The Phenomenon of Cross-Border Mergers & Acquisitions
Cross-border mergers and acquisitions (M&A) have increased dramatically in the past few decades. They have become an important tool for companies to expand their markets and products, as well as to gain access to resources and technology. An M&A involves two or more companies merging or one company acquiring or purchasing the assets of another. Meanwhile, a cross-border M&A is when the companies involved are based in different countries.
One of the factors behind this increase in cross-border M&As is the liberalisation of many countries’ economies. This has made it easier to complete transactions and widen the range of potential partners. This is especially relevant for emerging markets, where the lack of local experience and expertise may mean that companies can benefit from acquiring foreign businesses that have developed cutting-edge know-how and technology.
In addition, governments have also been propping up M&A activity. For example, some governments have set up dedicated regimes to attract foreign investors, offering incentives such as tax exemptions and preferential lending terms. This can make M&A activity more attractive, providing the prospect of escaping from a stagnant domestic environment or stagnant corporate results.
In addition, there has been a big surge in demand for cross-border M&A activity. This has come from companies looking to broaden their geographical base, diversity their products and services, or gain access to new markets. This could be particularly important for large multinationals looking to expand their reach beyond their home country.
Furthermore, the advantages of an international M&A can extend beyond the corporate level to encompass national economic goals. Many countries view good M&A strategy as having a positive effect on the health of their economy as a whole. This is because M&A can result in more efficient allocation of resources, as well as creating jobs, supporting inward investment, and improving balance of payments deficits.

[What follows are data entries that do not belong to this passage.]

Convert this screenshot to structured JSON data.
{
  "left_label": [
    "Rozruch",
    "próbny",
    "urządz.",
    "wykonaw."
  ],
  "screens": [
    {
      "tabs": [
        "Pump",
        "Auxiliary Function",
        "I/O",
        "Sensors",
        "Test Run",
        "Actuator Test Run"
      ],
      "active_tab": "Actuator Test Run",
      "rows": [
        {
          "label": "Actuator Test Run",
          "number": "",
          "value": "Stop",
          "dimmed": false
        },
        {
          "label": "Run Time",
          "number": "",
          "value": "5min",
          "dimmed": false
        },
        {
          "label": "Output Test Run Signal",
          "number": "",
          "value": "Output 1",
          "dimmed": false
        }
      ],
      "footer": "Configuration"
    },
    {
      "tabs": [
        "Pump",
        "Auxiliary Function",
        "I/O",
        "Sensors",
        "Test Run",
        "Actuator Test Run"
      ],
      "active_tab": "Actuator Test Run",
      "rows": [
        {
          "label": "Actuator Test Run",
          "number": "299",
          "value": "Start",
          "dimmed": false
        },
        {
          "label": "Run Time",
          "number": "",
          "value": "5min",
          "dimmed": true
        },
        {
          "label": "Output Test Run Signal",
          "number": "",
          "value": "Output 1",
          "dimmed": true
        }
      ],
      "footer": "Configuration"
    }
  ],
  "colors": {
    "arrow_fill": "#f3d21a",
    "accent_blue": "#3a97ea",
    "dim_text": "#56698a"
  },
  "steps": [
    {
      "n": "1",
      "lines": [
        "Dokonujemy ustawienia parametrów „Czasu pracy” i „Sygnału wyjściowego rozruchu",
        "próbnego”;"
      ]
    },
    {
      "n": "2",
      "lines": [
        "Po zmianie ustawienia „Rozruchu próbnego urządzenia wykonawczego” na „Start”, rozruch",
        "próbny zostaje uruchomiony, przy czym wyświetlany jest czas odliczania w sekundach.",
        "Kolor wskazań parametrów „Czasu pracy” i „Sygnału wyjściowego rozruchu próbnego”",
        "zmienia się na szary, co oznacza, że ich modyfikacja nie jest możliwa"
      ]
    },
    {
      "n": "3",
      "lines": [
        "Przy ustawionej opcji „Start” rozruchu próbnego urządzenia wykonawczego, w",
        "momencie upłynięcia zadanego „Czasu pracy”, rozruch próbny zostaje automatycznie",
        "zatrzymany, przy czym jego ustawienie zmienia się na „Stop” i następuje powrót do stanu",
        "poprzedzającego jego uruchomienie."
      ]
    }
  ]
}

Despite the clear benefits of cross-border M&A, there are a range of risks associated with it. Perhaps most significantly, a cross-border merger and acquisition can involve major cultural clashes, as the firms attempt to merge different ways of working. Furthermore, a misunderstanding of local rules and regulations can easily lead to problems that may prove costly. A further risk is the potential for the deal to be blocked by either the domestic or home country’s regulators.
In conclusion, cross-border mergers
and acquisitions are becoming increasingly common as companies strive to gain access to new markets, new resources or new technology. Governments have also proved to be strong advocates of the M&A strategy, as a form of beneficial economic activity. The difficulties associated with successfully executing a cross-border M&A should not be underestimated, however. There are a range of potential pitfalls that companies should seek to prepare for, in order to ensure their M&A strategy is successful.